Rev Neurol (Paris). 2011 Aug-Sep;167(8-9):619-21. doi: 10.1016/j.neurol.2011.01.003. Epub 2011 Apr 9.
Hypoplastic basilar (BA) and vertebral arteries (VA) can cause posterior circulation infarctions. Distinction between hypoplastic and atherosclerotic BA can be difficult with usual angiographic methods (MR, CT or conventional angiographies), only showing arterial luminogram. High-resolution MRI (HRMRI) of the arterial wall is promising in identifying intracranial artery plaques.
A 70-year-old man with vascular risk factors suddenly presented with vertigo. MRI showed no brain infarction. Contrast-enhanced MRA showed small and irregular BA lumen compatible with severe atherosclerotic stenosis. An associated persistent primitive trigeminal artery was noticed. HRMRI of the BA rectified the initial angiographic diagnosis by showing a normal vessel wall without any thickening that could suggest atherosclerotic plaque.
In the event of BA lumen narrowing, HRMRI may help distinguish between hypoplastic and atherosclerotic artery.
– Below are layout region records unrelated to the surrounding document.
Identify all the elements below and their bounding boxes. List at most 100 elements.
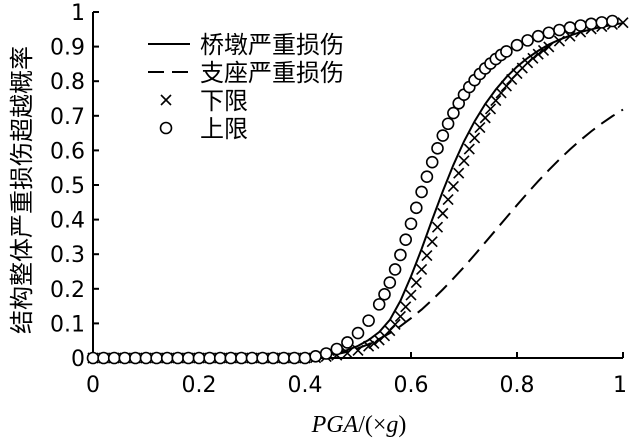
x-tick-label: 0.2 [182, 373, 217, 398]
data-point-circle-marker [441, 117, 455, 131]
data-point-x-marker [405, 289, 417, 301]
data-point-circle-marker [245, 351, 259, 365]
data-point-circle-marker [584, 17, 598, 31]
series-line [93, 22, 624, 359]
data-point-circle-marker [420, 170, 434, 183]
series-3 [87, 17, 629, 364]
data-point-x-marker [495, 87, 507, 99]
data-point-x-marker [373, 334, 385, 346]
y-tick-label: 0 [71, 347, 85, 372]
data-point-circle-marker [521, 34, 534, 47]
data-point-circle-marker [86, 351, 100, 365]
legend-item: 下限 [160, 87, 248, 115]
data-point-circle-marker [129, 351, 142, 365]
x-tick-label: 0.6 [394, 373, 429, 398]
data-point-x-marker [410, 277, 422, 289]
data-point-x-marker [474, 121, 486, 134]
x-axis-title-unit: g [386, 412, 398, 438]
data-point-x-marker [421, 250, 433, 262]
x-axis-title: PGA/(×g) [311, 412, 407, 438]
data-point-circle-marker [330, 342, 344, 356]
y-tick-label: 1 [71, 1, 85, 26]
x-tick-label: 0.4 [288, 373, 323, 398]
data-point-circle-marker [563, 21, 577, 34]
y-tick-label: 0.4 [50, 209, 85, 234]
data-point-circle-marker [531, 29, 545, 43]
data-point-circle-marker [277, 351, 291, 365]
data-point-circle-marker [606, 14, 619, 28]
data-point-x-marker [400, 301, 412, 313]
data-point-x-marker [537, 44, 550, 56]
data-point-circle-marker [235, 351, 248, 365]
series-4 [86, 14, 619, 365]
x-axis-title-separator: /(× [358, 412, 386, 438]
data-point-circle-marker [447, 106, 460, 120]
data-point-circle-marker [97, 351, 110, 365]
data-point-x-marker [463, 143, 475, 155]
data-point-circle-marker [372, 298, 386, 311]
data-point-circle-marker [409, 201, 423, 215]
data-point-circle-marker [192, 351, 206, 365]
data-point-circle-marker [510, 38, 524, 52]
x-tick-label: 0.8 [500, 373, 535, 398]
data-point-circle-marker [160, 351, 174, 365]
y-tick-label: 0.5 [50, 174, 85, 199]
y-tick-label: 0.9 [50, 36, 85, 61]
y-axis-title: 结构整体严重损伤超越概率 [8, 46, 36, 334]
ticks: 0 0.1 0.2 0.3 0.4 0.5 0.6 0.7 0.8 0.9 1 0 0.2 0.4 0.6 0… [50, 1, 627, 398]
legend-label: 下限 [200, 87, 248, 115]
series-line [93, 108, 624, 359]
data-point-circle-marker [595, 16, 609, 29]
data-point-x-marker [363, 340, 375, 352]
data-point-circle-marker [425, 155, 439, 169]
legend-swatch-circle-marker [159, 121, 173, 135]
x-tick-label: 0 [86, 373, 100, 398]
data-point-circle-marker [150, 351, 163, 365]
y-tick-label: 0.2 [50, 278, 85, 303]
y-tick-label: 0.7 [50, 105, 85, 130]
data-point-circle-marker [341, 336, 354, 349]
data-point-x-marker [490, 95, 502, 107]
legend-item: 支座严重损伤 [148, 59, 344, 87]
data-point-x-marker [416, 263, 428, 275]
series-2 [93, 108, 624, 359]
data-point-circle-marker [182, 351, 195, 365]
legend-item: 上限 [159, 115, 248, 143]
data-point-circle-marker [553, 23, 566, 37]
data-point-circle-marker [404, 217, 418, 231]
legend-swatch-x-marker [160, 94, 172, 106]
data-point-x-marker [341, 347, 353, 359]
y-tick-label: 0.3 [50, 243, 85, 268]
data-point-circle-marker [378, 288, 391, 301]
data-point-circle-marker [107, 351, 121, 365]
data-point-circle-marker [224, 351, 238, 365]
data-point-circle-marker [500, 45, 513, 58]
data-point-x-marker [469, 132, 481, 144]
legend-item: 桥墩严重损伤 [148, 31, 344, 59]
data-point-circle-marker [266, 351, 280, 365]
data-point-x-marker [426, 236, 438, 248]
data-point-x-marker [437, 207, 449, 219]
series [86, 14, 629, 365]
x-tick-label: 1 [613, 373, 627, 398]
data-point-x-marker [352, 344, 364, 356]
x-axis-title-main: PGA [311, 412, 359, 438]
data-point-x-marker [617, 17, 629, 29]
data-point-circle-marker [309, 349, 322, 363]
data-point-circle-marker [256, 351, 269, 365]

基底动脉(BA)和椎动脉(VA)发育不良可导致后循环梗死。通常的血管造影方法(磁共振成像、计算机断层扫描或传统血管造影)仅显示动脉管腔显影,因此区分发育不良和动脉粥样硬化性 BA 可能较为困难。动脉壁高分辨率磁共振成像(HRMRI)在识别颅内动脉斑块方面很有前景。
一名 70 岁男性,有血管危险因素,突发眩晕。MRI 未见脑梗死。增强磁共振血管造影显示 BA 管腔小且不规则,符合严重动脉粥样硬化性狭窄。同时注意到一个与之相关的永存三叉动脉。BA 的 HRMRI 通过显示正常的血管壁而纠正了初始血管造影诊断,没有任何可能提示动脉粥样硬化斑块的增厚。
在 BA 管腔狭窄的情况下,HRMRI 可能有助于区分发育不良和动脉粥样硬化性动脉。